Even as Republican Presidential candidate Mitt Romney was accusing the Obama Administration of forcing General Motors to close plants and shed personnel, the General has been busy demonstrating it needs no coercion from anyone to slash payrolls.
GM has been cutting white-collar headcount in small doses – a dozen here, a dozen there – in an effort to improve its profit margins. GM’s most recent margins were about five percent, but CEO Dan Akerson believes GM should make at least the same EBIT margins as Ford and Volkswagen.
Now Bloomberg is reporting that GM has hired the Hackett Group of Miami, Florida, to advise it on ways to cut staff and improve efficiencies in its headquarters and other operations.
One wonders if real cost-cutting wouldn’t preclude hiring an outside company to identify who can be let go.
In the most recent quarter, GM reported profits of $1.7 billion, down 15 percent from Q3 of 2010, due to losses in its European and South American operations. GM’s income was generated by $2.2 billion in North American profits and $365 million from China. In addition the results were impacted by the payment of $200 million in preferred stock dividends and rising costs for materials and new vehicle development.
Since European laws make mass layoffs and plant closings more difficult, GM is looking for ways to cut jobs in North America.
The company says every $1.5 billion it cuts from its cost structure means an extra one percent in margin.

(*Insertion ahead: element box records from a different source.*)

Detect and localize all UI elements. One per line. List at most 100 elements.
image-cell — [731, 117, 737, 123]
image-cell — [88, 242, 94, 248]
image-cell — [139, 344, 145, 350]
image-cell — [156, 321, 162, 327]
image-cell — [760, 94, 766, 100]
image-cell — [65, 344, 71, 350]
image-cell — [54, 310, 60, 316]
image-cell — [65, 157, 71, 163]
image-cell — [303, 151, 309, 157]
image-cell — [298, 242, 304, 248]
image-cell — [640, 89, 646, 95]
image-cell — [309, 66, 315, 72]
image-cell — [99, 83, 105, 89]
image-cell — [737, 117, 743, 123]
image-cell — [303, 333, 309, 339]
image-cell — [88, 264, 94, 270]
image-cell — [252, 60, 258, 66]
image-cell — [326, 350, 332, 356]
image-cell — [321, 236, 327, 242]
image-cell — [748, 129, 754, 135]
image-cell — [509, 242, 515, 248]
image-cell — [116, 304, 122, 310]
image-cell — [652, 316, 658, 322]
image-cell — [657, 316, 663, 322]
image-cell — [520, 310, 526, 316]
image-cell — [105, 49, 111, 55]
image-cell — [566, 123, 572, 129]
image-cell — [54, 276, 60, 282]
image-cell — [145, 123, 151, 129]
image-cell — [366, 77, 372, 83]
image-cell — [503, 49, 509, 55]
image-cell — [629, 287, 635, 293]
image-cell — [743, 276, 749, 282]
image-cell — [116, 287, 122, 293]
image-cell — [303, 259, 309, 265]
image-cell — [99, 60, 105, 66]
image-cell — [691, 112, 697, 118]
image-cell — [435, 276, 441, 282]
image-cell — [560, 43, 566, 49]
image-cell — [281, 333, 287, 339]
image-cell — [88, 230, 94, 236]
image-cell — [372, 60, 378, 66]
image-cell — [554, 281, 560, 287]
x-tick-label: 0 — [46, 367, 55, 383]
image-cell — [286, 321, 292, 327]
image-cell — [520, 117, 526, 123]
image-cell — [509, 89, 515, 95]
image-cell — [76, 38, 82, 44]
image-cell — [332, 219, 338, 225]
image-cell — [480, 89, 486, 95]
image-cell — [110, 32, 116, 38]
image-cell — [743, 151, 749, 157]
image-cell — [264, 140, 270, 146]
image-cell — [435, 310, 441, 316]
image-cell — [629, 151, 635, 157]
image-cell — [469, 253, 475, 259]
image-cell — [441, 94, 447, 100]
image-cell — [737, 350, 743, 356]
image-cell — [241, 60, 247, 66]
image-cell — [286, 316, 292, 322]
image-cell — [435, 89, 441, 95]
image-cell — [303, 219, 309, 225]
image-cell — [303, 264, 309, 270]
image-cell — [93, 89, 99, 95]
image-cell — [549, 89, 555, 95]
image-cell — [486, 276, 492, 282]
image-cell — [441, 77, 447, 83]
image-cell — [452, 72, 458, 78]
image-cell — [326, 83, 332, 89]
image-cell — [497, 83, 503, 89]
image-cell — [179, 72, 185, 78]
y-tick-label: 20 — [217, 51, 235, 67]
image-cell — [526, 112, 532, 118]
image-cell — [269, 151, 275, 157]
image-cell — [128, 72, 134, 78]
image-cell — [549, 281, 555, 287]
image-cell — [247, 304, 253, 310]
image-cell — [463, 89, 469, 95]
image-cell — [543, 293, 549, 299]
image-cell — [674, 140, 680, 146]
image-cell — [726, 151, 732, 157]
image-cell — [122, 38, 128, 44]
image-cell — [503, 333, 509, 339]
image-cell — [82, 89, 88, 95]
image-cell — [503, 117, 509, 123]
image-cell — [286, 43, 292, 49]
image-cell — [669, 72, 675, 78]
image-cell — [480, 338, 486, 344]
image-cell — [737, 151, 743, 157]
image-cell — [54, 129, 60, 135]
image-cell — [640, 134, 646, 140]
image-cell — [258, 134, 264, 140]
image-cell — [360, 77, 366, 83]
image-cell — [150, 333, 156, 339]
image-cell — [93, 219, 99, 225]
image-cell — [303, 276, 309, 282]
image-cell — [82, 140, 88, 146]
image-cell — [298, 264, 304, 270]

In 1979, General Motors employed about 835,000 people worldwide. As of 2011, company figures show the headcount has been reduced to 202,000, a reduction of nearly 76 percent.
GM’s largest-ever layoff announcement, covering 47,000 jobs, came in February 2009, shortly after Barack Obama was sworn in as President. The cuts were part of a plan presented in December 2008 to the Bush Administration. The layoffs were carried out during the Obama Administration but had been put in place earlier. GM’s second-largest layoff – 25,000 employees – came in June 2005.